Jackson Hole’s missed lesson

Central bankers must face up to what they got wrong

At their annual symposium in Jackson Hole, central bankers professed full commitment to fighting inflation, while lamenting that the world has become a much more difficult place for monetary policy-making. There was virtually no critical assessment of how the macroeconomic policies of the past decade contributed to the current problems. Central bankers admitted they underestimated the inflation surge – how could they not? But they blamed an adverse external environment the way you would blame the weather: something outside your control. Pandemics, wars and supply chains failures, they argued, plunged us into a world where reducing supply-driven inflation through monetary policy becomes more difficult and painful.

Federal Reserve Chairman Jerome Powell, to his credit, admitted that US inflation has also been fuelled by excess demand, not just adverse supply shocks.

But to reduce the risk of further macroeconomic problems down the line, we need a more comprehensive assessment of how we got here. Some deeper self-reflection is needed, given that less than a year ago the same central bankers assured us the inflation surge was ‘transitory’ and supply problems would quickly self-correct.

The first step should be to recognise that policies greatly exacerbated the impact of supply shocks.

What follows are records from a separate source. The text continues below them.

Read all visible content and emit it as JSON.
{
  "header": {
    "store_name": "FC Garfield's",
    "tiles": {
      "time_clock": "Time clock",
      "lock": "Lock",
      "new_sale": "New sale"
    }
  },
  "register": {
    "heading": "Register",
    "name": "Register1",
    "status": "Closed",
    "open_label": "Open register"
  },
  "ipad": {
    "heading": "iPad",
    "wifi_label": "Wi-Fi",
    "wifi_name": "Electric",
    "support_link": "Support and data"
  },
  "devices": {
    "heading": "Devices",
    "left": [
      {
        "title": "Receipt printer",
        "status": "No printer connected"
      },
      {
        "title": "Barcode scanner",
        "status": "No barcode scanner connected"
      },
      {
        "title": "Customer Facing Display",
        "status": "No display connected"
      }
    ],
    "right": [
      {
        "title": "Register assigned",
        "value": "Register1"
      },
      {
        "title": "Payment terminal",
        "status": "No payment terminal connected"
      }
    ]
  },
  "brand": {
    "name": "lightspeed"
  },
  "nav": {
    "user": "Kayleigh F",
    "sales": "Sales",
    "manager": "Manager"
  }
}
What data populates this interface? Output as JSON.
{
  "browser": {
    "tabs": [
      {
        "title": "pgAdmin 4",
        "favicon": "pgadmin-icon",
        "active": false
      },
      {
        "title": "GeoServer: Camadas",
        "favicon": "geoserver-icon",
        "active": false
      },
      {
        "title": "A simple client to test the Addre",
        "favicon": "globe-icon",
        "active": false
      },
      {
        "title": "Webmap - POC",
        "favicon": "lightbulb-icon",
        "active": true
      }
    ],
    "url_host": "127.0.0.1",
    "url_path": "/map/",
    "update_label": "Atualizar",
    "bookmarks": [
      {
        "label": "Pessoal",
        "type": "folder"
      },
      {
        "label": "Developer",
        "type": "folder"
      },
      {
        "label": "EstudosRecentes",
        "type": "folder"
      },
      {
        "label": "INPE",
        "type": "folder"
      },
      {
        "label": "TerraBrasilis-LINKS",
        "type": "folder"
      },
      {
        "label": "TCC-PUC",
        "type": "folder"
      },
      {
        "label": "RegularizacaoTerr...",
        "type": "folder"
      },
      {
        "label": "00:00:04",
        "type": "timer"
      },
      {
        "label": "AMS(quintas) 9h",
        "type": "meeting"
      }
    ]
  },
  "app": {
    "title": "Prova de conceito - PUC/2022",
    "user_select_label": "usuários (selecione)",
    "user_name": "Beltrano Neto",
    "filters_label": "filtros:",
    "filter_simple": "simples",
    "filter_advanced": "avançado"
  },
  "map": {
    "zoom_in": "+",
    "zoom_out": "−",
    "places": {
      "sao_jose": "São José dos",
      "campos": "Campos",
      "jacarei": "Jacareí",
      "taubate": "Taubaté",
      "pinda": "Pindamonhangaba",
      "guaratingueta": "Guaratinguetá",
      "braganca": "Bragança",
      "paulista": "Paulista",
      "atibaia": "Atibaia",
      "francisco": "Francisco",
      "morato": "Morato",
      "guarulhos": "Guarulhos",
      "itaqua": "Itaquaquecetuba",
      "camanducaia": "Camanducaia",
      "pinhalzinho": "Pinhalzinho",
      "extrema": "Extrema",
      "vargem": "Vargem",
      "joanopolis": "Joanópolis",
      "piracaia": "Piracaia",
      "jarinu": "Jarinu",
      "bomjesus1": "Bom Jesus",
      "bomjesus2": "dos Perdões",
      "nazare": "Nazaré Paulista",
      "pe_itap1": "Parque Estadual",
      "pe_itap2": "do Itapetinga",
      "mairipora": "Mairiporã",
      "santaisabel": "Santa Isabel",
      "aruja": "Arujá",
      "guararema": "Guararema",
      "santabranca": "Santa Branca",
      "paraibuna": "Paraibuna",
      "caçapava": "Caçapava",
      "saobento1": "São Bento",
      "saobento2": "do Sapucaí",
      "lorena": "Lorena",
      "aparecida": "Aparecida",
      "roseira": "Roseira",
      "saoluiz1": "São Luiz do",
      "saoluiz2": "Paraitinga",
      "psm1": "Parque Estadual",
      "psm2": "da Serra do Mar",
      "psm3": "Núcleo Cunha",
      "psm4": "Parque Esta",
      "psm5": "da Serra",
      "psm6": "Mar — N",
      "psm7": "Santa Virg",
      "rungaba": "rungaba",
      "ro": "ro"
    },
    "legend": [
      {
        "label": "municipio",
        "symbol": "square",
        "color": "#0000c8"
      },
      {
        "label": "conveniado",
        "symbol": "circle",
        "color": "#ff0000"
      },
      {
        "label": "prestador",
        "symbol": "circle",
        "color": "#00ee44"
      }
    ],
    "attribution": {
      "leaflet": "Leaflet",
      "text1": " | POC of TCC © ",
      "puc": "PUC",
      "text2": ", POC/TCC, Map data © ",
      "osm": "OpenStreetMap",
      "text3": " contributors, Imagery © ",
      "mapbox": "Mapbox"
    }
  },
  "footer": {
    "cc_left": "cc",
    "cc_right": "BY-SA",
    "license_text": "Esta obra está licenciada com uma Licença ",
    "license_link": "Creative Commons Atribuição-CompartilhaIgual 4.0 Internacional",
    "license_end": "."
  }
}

Let’s start with the most controversial consideration: governments across the world mismanaged the Covid-19 pandemic with disastrous economic consequences. A growing number of studies shows that lockdowns were ineffective in containing the virus. Restrictions on global trade and travel crippled industries and supply chains but did not stop Covid-19 from spreading. Much of the adverse economic impact from the pandemic was self-inflicted. Some of the damage will prove long-lived: think of the curtailment in labour supply and the unconscionable damage to kids’ education through prolonged school closures. As I said, this is a highly controversial issue, but that is part of the problem: policy-makers are still shying away from any rational assessment of their policy response.

Slightly less controversial and more openly debated is how western countries were caught unprepared by the energy shock triggered by Russia’s invasion of Ukraine. We could have acknowledged long ago that nuclear power needs to play a bigger role in a clean energy mix, that we need a reliable supply of fossil fuels while we boost renewables and await the necessary technological advances in energy storage. Just as public health policy focused single-mindedly on Covid-19 ignoring all other health, social and economic costs, energy policy focused single-mindedly on climate change and ignored energy security.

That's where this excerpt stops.